12 Ci sono diverse combinazioni tra attribuzioni esterne o interne ed eventi positivi o negativi: Attribuire a se stessi sia i successi che gli insuccessi: consente di riconoscere i propri meriti senza insuperbire e di affrontare gli insuccessi senza abbattersi, perchè essendo questi ultimi dipesi dal soggetto, egli può individuare gli errori e correggerli. Attribuire a se stessi gli insuccessi, alle circostanze i successi: produce vittimismo (sincero o strategico) oppure ostentazione di umiltà Attribuire a se stessi i successi, alle circostanze gli insuccessi: produce vanagloria, delirio di onnipotenza e attribuzione di meriti infondati Attribuire alle circostanze sia i successi che gli insuccessi: la persona si sente in balia degli eventi, si rassegna passivamente a tutto quello che accade ("impotenza appresa") La combinazione migliore è quella che sposta il baricentro di attribuzione in base ad un quadro obiettivo degli eventi. Infatti ci sono accadimenti ingovernabili, nonostante la volontà di dirigerli: attribuirsene la responsabilità produrrebbe inutili sensi di colpa e di impotenza. Sono circostanze imprevedibili e dolorose e sentirsi coautori, viverle come punizione di una presunta colpevolezza sottrarrebbe energie per affrontarle. Allo stesso modo, è puerile inorgoglire per successi scaturiti da concomitanze favorevoli, oppure ingigantire la difficoltà di un compito per rendere più epiche le proprie gesta.
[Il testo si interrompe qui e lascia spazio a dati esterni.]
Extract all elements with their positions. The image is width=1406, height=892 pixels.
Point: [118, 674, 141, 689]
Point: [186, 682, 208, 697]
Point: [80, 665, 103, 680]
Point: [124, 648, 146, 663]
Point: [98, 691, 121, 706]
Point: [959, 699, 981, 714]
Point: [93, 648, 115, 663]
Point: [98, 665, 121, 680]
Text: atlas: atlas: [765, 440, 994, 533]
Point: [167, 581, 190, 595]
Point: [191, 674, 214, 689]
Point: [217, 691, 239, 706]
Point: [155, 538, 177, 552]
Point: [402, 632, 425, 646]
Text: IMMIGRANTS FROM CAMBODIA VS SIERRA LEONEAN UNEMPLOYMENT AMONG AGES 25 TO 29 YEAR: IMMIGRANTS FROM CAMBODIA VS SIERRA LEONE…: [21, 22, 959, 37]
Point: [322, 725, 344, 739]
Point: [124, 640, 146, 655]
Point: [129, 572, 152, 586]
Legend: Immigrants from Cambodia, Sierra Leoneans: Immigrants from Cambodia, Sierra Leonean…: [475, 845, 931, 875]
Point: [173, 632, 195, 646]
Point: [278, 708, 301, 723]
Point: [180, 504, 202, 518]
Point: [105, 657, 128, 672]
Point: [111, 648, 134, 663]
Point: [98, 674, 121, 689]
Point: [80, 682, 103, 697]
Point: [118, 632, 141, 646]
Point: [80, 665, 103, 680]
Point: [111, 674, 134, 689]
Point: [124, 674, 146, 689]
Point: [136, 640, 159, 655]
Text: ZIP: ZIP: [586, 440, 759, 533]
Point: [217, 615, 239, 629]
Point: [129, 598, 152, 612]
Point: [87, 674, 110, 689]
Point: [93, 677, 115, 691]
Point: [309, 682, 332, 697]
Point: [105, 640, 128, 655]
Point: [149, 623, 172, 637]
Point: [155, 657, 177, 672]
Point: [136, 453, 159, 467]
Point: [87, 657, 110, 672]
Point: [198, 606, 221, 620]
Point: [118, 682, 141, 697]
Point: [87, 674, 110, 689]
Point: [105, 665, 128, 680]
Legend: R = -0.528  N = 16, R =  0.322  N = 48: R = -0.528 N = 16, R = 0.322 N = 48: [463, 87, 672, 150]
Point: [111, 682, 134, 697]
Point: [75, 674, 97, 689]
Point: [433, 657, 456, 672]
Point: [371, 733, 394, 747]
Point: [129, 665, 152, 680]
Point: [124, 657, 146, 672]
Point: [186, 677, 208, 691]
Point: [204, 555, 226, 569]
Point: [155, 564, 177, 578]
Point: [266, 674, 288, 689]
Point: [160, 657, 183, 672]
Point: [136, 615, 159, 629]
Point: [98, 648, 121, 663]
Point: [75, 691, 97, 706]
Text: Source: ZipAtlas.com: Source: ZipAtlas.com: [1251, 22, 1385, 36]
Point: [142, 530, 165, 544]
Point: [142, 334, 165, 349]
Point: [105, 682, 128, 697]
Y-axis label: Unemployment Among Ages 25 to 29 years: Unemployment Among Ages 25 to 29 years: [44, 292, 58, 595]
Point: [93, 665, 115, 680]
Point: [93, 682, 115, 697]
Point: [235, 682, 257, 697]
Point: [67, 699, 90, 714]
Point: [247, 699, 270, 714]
13 La psicoterapia come il counseling aiutano il cliente a <vivere la propria vita piuttosto che farsi vivere da essa> e scegliendo di viversi fino in fondo, attraverso l assunzione di rischi e la responsabilità personale, forse si può evitare l esperienza di Pessoa: Porto ora, che sono vecchio, le ferite di tutte le battaglie che ho evitato e così, imparare a divenire semplicemente Se Stessi.